Fall Brian. Ein «drastisches Beispiel für Rassismus» in der Schweiz

Basler Zeitung.

Ist der Straftäter Brian ein Opfer von Rassismus? Eine UNO-Expertengruppe ist davon überzeugt. Überhaupt würden dunkelhäutige Menschen in der Schweiz systematisch benachteiligt.

Der Fall des jungen Straftäters Brian, der früher Carlos genannt wurde, beschäftigt die Justiz in der Schweiz seit Jahren. Nun hat sich auch eine UNO-Expertengruppe für Rassismus und Menschenrechte mit dem Fall beschäftigt. Sie sieht diesen als «drastisches Beispiel für strukturellen Rassismus in der Schweiz», wie die Vorsitzende der Gruppe, Dominique Day, am Mittwoch vor den Medien sagte.

Die Gruppe hielt sich einige Tage in der Schweiz auf, um Informationen zu sammeln: über Rassismus, Diskriminierung, Xenophobie und die Situation von Menschen afrikanischer Herkunft in der Schweiz. Im Herbst wird die Gruppe dem UNO-Menschenrechtsrat einen Bericht vorlegen, inklusive Stellungnahme der Schweizer Behörden. Am Mittwoch präsentierte sie erste Erkenntnisse – und happige Vorwürfe.

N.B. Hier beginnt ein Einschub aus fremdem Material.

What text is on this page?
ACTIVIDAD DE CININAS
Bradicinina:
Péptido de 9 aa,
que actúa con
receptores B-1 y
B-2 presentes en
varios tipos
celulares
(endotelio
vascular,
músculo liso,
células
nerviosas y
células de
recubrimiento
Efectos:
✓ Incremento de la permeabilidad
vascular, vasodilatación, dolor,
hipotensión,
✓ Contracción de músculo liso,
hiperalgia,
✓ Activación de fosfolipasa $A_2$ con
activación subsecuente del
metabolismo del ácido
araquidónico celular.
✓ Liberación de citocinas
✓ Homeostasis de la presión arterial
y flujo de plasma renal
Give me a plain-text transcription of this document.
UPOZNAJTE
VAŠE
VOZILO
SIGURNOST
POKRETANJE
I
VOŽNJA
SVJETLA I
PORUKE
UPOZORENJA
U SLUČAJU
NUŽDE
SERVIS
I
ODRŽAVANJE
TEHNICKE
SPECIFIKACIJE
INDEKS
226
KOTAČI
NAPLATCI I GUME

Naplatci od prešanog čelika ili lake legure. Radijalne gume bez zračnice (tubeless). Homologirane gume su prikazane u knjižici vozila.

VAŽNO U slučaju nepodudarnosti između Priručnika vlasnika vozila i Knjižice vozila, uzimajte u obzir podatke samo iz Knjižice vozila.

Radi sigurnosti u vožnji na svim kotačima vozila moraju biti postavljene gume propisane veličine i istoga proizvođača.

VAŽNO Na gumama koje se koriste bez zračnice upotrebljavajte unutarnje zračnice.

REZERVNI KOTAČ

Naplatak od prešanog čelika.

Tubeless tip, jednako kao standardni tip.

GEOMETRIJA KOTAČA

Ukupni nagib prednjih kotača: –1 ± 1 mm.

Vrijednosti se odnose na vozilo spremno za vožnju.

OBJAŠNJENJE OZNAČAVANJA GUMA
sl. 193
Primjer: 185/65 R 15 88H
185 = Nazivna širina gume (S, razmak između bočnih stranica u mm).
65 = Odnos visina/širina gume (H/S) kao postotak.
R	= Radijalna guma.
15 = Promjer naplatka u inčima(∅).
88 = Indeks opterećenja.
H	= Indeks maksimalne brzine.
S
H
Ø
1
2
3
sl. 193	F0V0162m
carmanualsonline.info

Hohe Strafe wegen rassistischer Vorurteile?

Zum Fall Brian stellt die Gruppe fest: «Rassendiskriminierung und Ungerechtigkeit sind in jeder Phase dieses Falls offensichtlich.» Die Expertinnen und Experten unterhielten sich in der Justizvollzugsanstalt Pöschwies rund eine Stunde mit Brian. Sie sind überzeugt, dass in seinem Fall die UNO-Kinderrechtskonvention verletzt wurde. Ihm sei der Zugang zu Familie und Bildung verwehrt worden, der für weisse Kinder selbstverständlich sei, sagte Dominique Day. Die drastischen Strafen – einschliesslich jahrelanger Isolationshaft – deuteten auf rassistische Vorurteile hin.

Die Juristin zeigte sich generell besorgt: Gemäss ihrer Einschätzung ist Rassismus in der Schweiz weit verbreitet. Selbst mit einem Schweizer Pass würden schwarze Menschen als «die anderen» wahrgenommen, stellte Day fest. In vielen Bereichen der Schweizer Gesellschaft seien schwarze Menschen unterrepräsentiert.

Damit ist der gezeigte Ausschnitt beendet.